The Bad Boy of Bluebonnet(25)
“Thank you, J,” Emily said softly. She had wisps of her blonde hair floating around her face and blew at one corner of her eye to move it. “I appreciate it.”
“Don’t think I’ll stick around for lunch,” he said, giving Braden a meaningful look. He noticed the man seemed to be hovering closer to Emily than before. Fucking little cocksucker asshole.

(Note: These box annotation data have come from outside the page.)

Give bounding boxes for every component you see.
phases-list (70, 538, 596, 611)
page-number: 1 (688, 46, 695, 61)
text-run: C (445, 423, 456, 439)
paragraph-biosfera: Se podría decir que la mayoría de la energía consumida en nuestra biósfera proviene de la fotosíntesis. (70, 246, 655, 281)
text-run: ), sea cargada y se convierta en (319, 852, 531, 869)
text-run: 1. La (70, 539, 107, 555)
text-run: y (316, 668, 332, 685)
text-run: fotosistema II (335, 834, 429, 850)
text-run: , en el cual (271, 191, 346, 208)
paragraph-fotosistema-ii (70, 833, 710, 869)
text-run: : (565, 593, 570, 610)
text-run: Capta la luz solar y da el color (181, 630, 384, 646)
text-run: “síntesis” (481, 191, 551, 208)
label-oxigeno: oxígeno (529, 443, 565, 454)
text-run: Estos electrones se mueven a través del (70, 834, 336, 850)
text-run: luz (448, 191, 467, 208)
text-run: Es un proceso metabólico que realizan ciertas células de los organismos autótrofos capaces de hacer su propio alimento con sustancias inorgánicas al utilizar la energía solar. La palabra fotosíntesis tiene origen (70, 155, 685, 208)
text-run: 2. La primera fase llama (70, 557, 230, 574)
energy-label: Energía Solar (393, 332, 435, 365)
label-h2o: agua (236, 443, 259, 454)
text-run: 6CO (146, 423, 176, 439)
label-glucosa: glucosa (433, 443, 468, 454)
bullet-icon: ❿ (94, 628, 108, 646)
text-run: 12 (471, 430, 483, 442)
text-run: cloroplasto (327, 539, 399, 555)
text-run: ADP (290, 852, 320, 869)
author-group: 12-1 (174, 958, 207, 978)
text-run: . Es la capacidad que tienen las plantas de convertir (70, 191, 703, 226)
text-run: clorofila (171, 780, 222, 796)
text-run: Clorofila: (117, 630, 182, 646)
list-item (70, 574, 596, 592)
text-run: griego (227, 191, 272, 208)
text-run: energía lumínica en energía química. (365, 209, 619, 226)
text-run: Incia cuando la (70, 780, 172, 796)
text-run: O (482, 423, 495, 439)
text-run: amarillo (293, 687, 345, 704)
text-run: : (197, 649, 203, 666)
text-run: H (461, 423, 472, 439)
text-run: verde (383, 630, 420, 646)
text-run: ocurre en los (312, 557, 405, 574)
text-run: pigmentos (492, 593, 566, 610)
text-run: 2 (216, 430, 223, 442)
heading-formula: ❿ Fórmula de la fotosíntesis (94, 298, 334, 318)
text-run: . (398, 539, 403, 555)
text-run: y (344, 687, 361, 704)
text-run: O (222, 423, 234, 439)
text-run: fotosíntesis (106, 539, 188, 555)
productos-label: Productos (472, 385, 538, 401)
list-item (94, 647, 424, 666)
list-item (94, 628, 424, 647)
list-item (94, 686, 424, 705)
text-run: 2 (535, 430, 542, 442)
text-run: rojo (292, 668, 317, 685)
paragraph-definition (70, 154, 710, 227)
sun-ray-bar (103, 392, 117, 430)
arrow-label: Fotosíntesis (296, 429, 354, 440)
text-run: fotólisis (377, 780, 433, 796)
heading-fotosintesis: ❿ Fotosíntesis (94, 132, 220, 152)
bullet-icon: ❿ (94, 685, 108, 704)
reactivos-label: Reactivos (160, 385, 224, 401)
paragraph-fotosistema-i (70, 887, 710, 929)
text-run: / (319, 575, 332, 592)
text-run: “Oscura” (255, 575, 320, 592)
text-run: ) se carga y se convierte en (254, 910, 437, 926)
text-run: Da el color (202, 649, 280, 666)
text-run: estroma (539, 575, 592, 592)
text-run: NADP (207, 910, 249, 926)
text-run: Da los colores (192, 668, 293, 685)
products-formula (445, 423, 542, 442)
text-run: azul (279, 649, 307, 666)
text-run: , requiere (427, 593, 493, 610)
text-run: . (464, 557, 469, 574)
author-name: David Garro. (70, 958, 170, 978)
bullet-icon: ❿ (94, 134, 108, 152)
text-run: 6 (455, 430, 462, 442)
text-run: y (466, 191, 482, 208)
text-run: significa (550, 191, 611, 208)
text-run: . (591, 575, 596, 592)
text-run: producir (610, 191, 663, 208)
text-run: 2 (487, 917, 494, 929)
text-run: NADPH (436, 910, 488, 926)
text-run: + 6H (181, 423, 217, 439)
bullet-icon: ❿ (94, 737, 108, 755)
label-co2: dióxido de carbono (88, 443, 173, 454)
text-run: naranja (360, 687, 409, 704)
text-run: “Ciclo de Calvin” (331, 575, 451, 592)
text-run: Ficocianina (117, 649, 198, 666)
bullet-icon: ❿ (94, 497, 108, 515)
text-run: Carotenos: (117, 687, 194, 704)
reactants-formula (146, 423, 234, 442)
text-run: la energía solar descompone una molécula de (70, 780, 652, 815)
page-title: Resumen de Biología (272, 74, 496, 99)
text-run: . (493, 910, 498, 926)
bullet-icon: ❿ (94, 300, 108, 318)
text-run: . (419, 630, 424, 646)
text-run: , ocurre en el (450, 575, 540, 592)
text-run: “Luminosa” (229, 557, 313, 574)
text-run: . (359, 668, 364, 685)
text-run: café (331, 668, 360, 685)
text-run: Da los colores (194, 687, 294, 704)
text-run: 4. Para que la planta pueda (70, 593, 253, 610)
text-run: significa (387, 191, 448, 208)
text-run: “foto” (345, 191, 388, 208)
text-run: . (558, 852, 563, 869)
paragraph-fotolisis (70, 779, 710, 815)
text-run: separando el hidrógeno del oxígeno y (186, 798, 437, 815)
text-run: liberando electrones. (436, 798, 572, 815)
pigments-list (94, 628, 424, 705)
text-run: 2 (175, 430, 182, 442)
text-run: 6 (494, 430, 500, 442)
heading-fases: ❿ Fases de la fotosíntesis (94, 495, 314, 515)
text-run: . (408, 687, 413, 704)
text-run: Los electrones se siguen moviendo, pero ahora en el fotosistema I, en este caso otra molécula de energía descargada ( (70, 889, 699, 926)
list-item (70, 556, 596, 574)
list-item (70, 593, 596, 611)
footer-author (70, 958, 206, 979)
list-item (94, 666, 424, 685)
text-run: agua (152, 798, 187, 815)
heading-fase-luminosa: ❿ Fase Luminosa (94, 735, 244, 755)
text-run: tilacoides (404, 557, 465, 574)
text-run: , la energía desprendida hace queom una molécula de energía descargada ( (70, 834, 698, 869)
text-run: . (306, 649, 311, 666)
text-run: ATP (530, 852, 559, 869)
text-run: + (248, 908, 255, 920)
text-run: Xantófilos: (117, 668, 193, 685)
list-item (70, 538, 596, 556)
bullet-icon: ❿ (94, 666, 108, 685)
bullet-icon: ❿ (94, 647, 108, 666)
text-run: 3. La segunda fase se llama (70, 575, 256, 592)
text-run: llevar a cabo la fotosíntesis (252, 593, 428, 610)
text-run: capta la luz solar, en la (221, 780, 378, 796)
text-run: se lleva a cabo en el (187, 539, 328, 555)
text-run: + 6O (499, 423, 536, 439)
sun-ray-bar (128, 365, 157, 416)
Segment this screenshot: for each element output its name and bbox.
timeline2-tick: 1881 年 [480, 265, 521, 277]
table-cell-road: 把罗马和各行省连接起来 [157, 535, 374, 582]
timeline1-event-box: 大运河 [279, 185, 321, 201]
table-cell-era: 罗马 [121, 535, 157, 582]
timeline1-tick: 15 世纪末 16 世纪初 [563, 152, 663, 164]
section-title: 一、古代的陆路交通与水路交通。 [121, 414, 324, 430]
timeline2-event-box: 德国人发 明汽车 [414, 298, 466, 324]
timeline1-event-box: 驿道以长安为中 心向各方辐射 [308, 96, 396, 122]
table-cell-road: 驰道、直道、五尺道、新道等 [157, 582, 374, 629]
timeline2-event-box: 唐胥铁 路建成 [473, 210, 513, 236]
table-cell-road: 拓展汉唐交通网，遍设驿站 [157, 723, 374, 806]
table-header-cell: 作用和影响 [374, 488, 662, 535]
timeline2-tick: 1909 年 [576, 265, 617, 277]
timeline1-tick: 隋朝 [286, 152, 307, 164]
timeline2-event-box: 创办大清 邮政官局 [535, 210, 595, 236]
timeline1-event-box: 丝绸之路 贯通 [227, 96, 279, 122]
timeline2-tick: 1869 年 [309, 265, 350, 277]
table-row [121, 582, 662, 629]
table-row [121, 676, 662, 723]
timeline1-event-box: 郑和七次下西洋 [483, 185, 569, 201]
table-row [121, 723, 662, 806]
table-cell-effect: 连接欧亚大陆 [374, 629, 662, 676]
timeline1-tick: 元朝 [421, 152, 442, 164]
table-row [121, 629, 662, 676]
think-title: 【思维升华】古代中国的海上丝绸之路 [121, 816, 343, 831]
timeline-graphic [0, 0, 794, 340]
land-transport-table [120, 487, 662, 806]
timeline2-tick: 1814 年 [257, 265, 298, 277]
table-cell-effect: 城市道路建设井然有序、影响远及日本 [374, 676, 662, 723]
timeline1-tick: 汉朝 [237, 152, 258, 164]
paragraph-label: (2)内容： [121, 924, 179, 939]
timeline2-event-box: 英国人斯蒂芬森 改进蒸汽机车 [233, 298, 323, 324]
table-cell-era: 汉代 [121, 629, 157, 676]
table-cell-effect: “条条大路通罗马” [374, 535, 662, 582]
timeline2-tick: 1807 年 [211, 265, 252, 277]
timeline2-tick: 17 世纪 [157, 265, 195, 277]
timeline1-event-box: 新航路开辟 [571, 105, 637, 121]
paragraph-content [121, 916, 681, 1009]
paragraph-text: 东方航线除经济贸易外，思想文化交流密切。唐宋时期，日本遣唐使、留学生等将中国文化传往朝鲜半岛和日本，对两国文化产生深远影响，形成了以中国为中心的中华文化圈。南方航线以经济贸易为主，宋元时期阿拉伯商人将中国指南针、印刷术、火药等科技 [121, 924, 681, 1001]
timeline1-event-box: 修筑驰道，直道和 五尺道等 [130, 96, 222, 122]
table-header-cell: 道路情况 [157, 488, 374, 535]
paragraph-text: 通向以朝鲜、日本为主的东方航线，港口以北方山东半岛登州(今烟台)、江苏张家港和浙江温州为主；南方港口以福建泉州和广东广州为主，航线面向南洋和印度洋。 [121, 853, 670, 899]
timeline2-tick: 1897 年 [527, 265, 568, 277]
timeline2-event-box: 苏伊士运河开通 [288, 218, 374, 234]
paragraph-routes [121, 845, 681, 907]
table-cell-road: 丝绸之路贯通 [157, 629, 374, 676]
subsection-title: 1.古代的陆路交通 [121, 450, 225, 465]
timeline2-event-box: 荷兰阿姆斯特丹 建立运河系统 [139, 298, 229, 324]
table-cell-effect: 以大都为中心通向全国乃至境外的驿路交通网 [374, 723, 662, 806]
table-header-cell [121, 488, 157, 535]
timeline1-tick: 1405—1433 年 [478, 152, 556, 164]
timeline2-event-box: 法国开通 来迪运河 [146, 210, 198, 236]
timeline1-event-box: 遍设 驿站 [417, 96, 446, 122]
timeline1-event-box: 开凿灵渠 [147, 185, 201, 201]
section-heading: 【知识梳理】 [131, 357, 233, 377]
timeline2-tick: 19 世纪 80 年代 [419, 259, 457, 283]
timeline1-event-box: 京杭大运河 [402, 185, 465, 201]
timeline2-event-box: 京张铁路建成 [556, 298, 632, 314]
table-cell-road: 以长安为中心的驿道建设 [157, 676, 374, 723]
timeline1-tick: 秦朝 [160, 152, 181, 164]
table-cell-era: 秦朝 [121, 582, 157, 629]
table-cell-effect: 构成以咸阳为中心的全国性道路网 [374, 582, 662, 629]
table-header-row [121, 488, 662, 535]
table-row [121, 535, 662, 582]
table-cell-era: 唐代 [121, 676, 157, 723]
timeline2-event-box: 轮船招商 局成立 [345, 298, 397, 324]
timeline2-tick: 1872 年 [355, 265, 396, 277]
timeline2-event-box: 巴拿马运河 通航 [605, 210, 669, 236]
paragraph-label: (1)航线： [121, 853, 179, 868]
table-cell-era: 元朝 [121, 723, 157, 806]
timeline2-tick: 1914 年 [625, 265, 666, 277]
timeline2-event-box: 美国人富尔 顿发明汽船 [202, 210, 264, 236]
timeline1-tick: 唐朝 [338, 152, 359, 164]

“I…oh. Okay.” Was that disappointment on her face? If it was, Emily hid it well. “Do you want me to pack you something?”
“Nah,” he said, and he should have just turned and let things go. But he just couldn’t. He strode forward and pushed past Braden, who was standing too close, and moved to Emily’s side. He brushed that piece of hair off of her brow and tucked it behind her ear, then leaned in to whisper at her. “Can I pick you up at eight tonight, though? For some you and me time?”
“Sure,” Emily breathed, looking up at him with that soft look that never ceased to make his dick hard.
“Great,” he said, smiling at her. “I’ll be back later, then.”
“I’ll listen for your bike.”
He grinned at her, turned and gave Braden a back-the-fuck-off look, and then strolled out to the front of the house. Then, he decided that being the bigger man was fucking stupid. So he turned around, walked back into the house, and gave Emily a hard, possessive kiss. Right in front of her ex. Suck on that, Braden. With a wink at Emily, he turned and left again.
Even with his boots resonating on the wooden floors, he still heard Braden’s disapproving snort. “Just friends, huh?”
Yeah, one way or another, Jericho was going to figure out where this was going with Emily tonight. Because he didn’t believe that ‘just friends’ bullshit either.
It was time to figure out what they were. Or if they were anything at all.
CHAPTER FIVE
By the time eight rolled around that night, Emily was ready to run out of her house, screaming.
It wasn’t anything big, of course. There were just a myriad of small things that were driving her up a wall.
Like Braden. He was being nice and polite and kind to her. He was also hovering and being a little possessive, and she didn’t know how to take that.
He insisted that her house was likely still haunted, and her ghosts were ‘dormant’. They just didn’t like visitors, he told her. And when she pointed out that the lights no longer flickered because the wiring had been fixed, he gave her a pitying look. He pooh-poohed her suggestion of the opossums and how she hadn’t heard any noises since.
His EMF meter, he said, was reading something, and therefore she still had ghosts. What Emily thought didn’t matter. That was typical, she thought with annoyance. With Braden, it had never mattered what Emily thought.
And then there was his crew. When they’d started to set up cameras, she’d put her foot down and protested. No filming in her house. She didn’t want to be on television. Braden had spent most of the afternoon trying to coax her into changing her mind, and when that hadn’t worked, reminded her that his name was also on the mortgage documents and theoretically, it was his house, too. And when Emily got angry at that, he backed off and suggested that they film another house in the area instead, and they’d just rent rooms from Emily.
Which was fine, and she prepared three rooms for his six crew.
Except…every time she turned around, someone was hiding a tape recorder or setting up a camera tripod. She’d heard the excuse “just testing equipment” so many times that afternoon that she wanted to scream. She knew if she left for five minutes, they’d start filming.
And she didn’t know what to do to stop it. So leaving tonight? Bad idea.
But if she cancelled on Jericho, he’d think she was choosing her ex over him.
And she really, really didn’t want him to think that.
So she stewed and watched people hide cameras behind their backs when she walked into the room, and eventually retreated to her kitchen to bake until eight that night.
She baked oatmeal raisin cookies. She did not bake éclairs.
When the motorcycle roared outside, she was just pulling the last pan of baked goods out of the oven. She set it on a cooling rack, grabbed the bag of cookies she’d made for Jericho, and tore her apron off, heading for the front door.
Braden was there as she left. “Hey, Em, can we talk?”
Of all the timing… “Does it have to be right now?”
He stared down at the bag of cookies in her hand. “Is that for your ‘friend’?”
“If it is, I don’t see what business it is of yours.” But she felt guilty all the same.